Interesting. Does it really help in this case? If I am starting from the bottom and working up (in terms of boundary points), it would seem that any point that is below the green line (the y-coordinate of the point under consideration) must be evaluated regardless of it's x-coordinate since I could find coordinates for the other point that would either force it to intersect or force it to not intersect. But I wonder if interleaving the y-coordinates and sorting on that might be useful.... Have to think about that.
@anhnha While these suggestions about ways to make the algorithm more efficient are definitely worth exploring at some point, the first thing you need to do is just get an algorithm that works on sufficiently small data sets (and a dozen or so boundary points and a dozen or so candidate points are probably good to start with -- hand pick them to cover all of the possible situations you can think of, including when points are exactly in line with the various types of vertices).
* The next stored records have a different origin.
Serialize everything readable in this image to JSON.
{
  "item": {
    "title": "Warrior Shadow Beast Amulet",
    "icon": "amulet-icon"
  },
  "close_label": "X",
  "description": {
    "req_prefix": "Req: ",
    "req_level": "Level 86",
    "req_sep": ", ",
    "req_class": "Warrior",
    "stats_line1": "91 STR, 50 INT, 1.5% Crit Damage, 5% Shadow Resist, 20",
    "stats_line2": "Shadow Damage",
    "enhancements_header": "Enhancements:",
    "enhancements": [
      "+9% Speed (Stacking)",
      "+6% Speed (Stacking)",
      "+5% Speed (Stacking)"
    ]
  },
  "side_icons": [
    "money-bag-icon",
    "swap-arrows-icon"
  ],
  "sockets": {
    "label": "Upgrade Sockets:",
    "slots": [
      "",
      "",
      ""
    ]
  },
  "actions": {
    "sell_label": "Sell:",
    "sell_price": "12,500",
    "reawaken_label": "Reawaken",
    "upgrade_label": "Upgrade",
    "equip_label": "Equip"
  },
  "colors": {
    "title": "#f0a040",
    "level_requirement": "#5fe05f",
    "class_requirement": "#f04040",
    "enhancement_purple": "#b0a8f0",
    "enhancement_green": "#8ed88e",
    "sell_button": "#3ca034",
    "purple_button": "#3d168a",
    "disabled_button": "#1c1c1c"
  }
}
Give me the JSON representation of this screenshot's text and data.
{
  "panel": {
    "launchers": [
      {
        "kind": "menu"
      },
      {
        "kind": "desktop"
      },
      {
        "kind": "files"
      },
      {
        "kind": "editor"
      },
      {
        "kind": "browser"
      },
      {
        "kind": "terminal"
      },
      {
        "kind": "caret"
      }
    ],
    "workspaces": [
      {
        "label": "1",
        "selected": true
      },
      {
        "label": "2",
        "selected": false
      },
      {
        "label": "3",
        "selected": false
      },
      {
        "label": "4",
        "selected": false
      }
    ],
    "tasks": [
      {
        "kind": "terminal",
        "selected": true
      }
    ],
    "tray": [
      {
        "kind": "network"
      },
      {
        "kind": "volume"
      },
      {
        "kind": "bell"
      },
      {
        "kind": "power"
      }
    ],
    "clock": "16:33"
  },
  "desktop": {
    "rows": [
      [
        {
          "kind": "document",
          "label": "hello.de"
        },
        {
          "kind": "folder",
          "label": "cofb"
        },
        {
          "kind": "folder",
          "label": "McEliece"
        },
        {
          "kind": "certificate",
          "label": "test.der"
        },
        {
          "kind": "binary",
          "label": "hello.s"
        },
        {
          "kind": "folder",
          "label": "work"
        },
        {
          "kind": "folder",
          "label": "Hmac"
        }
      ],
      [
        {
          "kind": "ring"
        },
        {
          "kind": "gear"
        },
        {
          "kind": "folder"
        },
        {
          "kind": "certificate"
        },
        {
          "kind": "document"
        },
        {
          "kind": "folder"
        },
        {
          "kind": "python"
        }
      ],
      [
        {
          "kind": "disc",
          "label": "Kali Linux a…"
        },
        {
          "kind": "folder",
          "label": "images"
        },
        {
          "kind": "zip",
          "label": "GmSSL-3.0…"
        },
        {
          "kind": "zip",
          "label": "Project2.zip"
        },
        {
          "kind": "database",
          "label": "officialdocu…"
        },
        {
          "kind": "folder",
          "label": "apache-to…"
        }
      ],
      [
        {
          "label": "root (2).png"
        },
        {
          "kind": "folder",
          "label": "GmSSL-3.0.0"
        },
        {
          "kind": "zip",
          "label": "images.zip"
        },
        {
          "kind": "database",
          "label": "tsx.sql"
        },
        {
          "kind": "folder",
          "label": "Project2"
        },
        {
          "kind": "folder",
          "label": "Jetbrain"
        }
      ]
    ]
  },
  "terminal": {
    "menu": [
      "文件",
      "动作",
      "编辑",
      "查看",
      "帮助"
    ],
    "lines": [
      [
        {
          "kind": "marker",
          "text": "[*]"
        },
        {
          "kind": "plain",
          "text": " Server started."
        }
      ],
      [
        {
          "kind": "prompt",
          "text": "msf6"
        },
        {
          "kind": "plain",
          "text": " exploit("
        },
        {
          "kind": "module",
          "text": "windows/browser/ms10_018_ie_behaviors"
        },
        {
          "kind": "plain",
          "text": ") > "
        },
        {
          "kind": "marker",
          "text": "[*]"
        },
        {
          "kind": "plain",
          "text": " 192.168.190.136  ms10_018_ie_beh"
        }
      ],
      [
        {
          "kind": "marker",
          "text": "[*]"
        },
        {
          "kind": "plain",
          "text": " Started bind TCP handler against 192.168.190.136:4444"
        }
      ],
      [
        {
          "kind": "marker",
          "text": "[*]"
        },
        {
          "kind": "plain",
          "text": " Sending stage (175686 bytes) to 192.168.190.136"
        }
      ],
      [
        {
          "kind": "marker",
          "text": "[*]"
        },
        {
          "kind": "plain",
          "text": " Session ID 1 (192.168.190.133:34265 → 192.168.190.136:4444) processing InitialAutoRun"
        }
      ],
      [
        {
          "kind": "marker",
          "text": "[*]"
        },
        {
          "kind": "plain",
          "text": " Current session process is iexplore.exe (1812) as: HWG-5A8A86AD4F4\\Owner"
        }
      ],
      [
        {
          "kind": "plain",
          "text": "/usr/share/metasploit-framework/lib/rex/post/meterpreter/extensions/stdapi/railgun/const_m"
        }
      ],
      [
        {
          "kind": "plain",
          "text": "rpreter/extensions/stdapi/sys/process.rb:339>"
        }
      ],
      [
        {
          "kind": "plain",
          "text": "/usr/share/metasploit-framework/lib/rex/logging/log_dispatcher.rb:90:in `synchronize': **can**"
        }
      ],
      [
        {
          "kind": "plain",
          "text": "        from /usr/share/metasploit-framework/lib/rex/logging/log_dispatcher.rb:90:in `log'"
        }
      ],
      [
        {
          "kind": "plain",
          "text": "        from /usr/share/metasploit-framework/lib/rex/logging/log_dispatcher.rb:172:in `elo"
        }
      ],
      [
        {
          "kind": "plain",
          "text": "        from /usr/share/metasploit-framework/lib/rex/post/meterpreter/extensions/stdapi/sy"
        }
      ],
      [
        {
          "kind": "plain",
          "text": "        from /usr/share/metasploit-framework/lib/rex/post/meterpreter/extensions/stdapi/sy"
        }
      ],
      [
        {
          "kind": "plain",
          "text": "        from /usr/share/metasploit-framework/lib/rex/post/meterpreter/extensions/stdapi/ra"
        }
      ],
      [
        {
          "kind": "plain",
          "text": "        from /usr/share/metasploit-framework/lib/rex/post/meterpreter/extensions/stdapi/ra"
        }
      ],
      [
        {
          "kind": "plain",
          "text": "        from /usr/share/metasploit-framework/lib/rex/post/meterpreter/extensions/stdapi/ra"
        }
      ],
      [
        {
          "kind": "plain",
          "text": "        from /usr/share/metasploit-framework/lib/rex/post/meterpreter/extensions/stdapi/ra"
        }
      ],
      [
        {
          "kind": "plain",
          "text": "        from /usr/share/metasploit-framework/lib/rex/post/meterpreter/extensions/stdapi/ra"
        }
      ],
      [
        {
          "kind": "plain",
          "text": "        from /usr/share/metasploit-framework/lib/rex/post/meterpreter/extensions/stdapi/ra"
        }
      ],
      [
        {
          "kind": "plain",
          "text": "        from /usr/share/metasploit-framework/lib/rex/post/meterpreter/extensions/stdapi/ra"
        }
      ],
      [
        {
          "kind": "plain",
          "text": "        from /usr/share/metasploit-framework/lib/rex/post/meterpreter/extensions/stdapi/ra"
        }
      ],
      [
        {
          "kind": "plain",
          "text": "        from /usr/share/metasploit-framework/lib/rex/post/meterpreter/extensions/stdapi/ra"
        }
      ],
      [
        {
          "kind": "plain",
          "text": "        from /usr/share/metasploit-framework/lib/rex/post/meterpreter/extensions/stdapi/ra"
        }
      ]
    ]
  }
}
For that, you don't need to sort your list of boundary points at all, just simply check if the green line intersects each boundary segment and count the number of times it does. If you haven't got that approach working, then there is no point in trying to make it more efficient until you do.
Didn't say it was (and TBH didn't read the whole thread). I first wrote algorithms of this type in 1987 and have repeated the exercise a number of times since. I was just chipping-in my experience, not trying to steal anyone's thunder.
As for: does that sort technique help, well it depends hence why I put it in as an aside. If one were to define a bounding rectangle around the shape then it possibly helps to speed up eliminating points that are outside the shape. Many of the possible optimisations have an overhead and hence whether they really speed things up is often dependent on set size, it could cost more than it is worth to use an optimisation on a small set.